Survei: Lebih dari 60% Warga Iran Menganggap Memiliki Sistem yang Diatur oleh Hukum Agama adalah Buruk
Berita Baru, Teheran – Sebuah survei terbaru oleh sebuah lembaga yang berbasis di Belanda telah menemukan bahwa Lebih dari 60% warga Iran menganggap bahwa memiliki sistem yang diatur oleh hukum agama adalah buruk.
“Hasil penelitian menunjukkan bahwa 88% penduduk menganggap ‘memiliki sistem politik yang demokratis’ sebagai ‘cukup baik’ atau ‘sangat baik’. Di sisi lain, sementara 67% penduduk menganggap ‘memiliki sistem yang diatur oleh hukum agama’ sebagai ‘cukup buruk’ atau ‘sangat buruk’, sekitar 28% menilai sistem seperti itu sebagai ‘baik’. Selain itu, 76% populasi menentang ‘memiliki kekuasaan militer’,” kata Gamaan dalam laporan terbarunya, Kamis (31/3).

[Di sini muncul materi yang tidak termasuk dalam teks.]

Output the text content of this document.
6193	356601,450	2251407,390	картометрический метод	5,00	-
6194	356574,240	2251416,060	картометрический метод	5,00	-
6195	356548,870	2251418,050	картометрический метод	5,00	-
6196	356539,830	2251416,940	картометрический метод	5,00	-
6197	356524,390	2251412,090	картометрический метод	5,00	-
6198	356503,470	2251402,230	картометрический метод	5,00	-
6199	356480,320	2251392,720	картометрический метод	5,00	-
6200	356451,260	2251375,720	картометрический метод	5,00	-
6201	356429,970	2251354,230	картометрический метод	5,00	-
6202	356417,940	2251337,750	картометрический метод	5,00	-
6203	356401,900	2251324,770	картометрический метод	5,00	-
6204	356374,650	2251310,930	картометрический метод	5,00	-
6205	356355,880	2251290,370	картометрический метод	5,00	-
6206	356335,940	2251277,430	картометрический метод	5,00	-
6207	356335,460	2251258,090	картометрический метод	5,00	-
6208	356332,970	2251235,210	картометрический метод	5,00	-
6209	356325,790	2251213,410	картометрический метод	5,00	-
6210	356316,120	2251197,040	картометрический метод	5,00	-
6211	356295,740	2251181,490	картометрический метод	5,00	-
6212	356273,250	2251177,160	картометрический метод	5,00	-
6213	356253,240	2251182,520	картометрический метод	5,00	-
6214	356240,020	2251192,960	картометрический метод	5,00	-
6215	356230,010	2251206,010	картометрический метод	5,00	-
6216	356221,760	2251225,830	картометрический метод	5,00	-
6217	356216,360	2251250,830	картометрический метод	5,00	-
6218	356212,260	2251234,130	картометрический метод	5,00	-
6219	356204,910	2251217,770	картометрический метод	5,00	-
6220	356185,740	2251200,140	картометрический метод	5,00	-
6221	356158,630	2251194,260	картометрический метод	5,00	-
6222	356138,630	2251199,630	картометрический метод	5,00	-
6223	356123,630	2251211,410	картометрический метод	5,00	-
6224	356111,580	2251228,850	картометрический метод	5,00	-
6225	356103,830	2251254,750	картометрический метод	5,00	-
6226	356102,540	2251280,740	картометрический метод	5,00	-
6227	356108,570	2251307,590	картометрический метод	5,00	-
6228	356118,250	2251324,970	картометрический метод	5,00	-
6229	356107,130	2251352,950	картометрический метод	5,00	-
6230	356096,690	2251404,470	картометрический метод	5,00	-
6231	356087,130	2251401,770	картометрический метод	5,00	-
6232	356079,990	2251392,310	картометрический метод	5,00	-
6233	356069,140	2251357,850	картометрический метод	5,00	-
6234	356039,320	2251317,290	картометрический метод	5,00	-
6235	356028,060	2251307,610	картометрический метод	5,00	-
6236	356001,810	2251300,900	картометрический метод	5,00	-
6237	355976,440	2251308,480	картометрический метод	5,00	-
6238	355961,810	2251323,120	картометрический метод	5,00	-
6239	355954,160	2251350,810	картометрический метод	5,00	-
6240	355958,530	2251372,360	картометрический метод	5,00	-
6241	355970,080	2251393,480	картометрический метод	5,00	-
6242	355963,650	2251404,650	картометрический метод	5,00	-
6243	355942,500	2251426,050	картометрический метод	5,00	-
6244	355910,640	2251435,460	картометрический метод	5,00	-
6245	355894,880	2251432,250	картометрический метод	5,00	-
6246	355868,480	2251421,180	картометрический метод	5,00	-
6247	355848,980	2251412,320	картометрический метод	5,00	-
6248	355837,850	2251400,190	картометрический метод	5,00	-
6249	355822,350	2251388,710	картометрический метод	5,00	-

Gamaan berfokus pada pengukuran sikap di Iran dan mereka membagikan temuan terbaru mereka dengan media berbahasa Persia di luar negeri pada hari Jumat.
Lembaga tersebut telah menerbitkan hasil survei mereka juga dalam bahasa Inggris di masa lalu.
Survei secara daring yang dilakukan oleh Group for Analyzing and Measuring Attitudes in Iran (Gamaan) menemukan bahwa 41% responden menginginkan perubahan Republik Islam dan 21% lebih memilih “perubahan struktural dan transisi dari Republik Islam”.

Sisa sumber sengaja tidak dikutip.